What does HDMI stand for?

HDMI is short for High Definiton Multimedia Interface and it’s a type of audio/video interface that serves for transferring uncompressed video and compressed/uncompressed digital audio from an HDMI compliant source, like a display controller, to a compatible device such as a computer monitor or video projector. As such, the HDMI technology is a sort of digital replacement for the analog video standards.

What does HDMI serve for?

The 2009 version of the HDMi technology is characteristic for two important features: it offers an ARC (Audio Return Channel) and HEC (HDMI Ethernet Channel). An HDMI cable therefore, is capable of allowing you to control multiple devices with one remote controller, along with the standard function of transferring audio/video signals. A practical example of what does the HDMI cable serve for would be transferring an audio signal from your television to the cable box and the surround system. For instance, if you’re watching a movie on your TV, the surround sound receiver will receive the digital sound from the cable box through the television thanks to HDMI.

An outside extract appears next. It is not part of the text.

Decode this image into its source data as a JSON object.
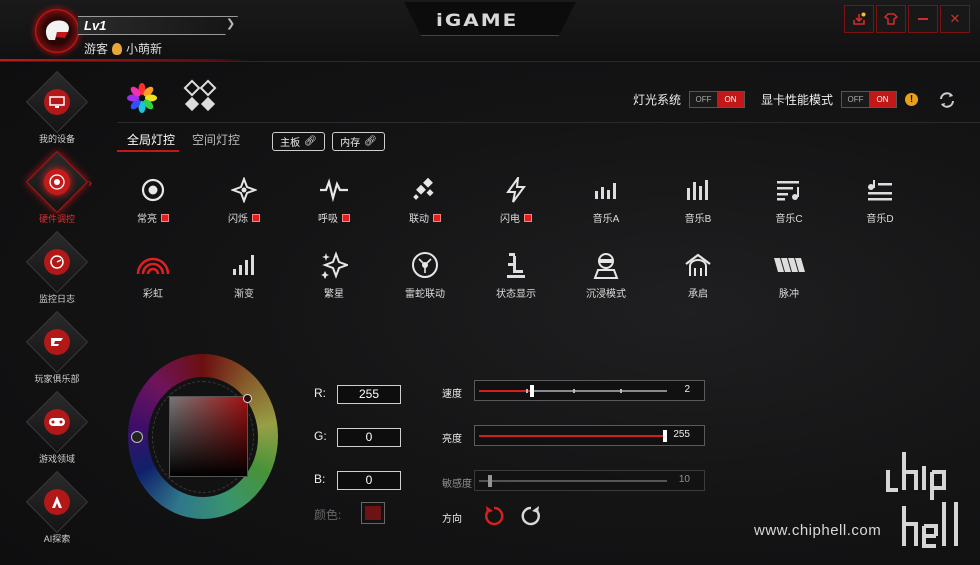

How to choose the right one?

You have two criteria to consider here: price and version. Although there are many versions of HDMI cables to consider, one shouldn’t rely strictly on that. Look for a cable that’s compatible with a variety of devices, like an HDMI High Speed cable with Ethernet. This cable can support a High Definition device with more than 1080p of resolution and other devices with Ethernet. As for the price, you’re probably aware that there are cables varying from the lowest to the highest range of price, which can be as high as $100. Now, as much as you want to convince yourself that the more expensive the cable, the better its performance will be, I have to stop you: it doesn’t make any difference. You can freely get the less expensive cable you can find online and you’ll get the same performance level.

Finally, have in mind that the HDMI signal isn’t superior to the analog signal. It’s a very inaccurate misconception that some people strongly hold on to, that the lack of conversion from analog to digital signal suggests a signal that isn’t pure enough. It’s definitely not the case, as the two processes are completely different.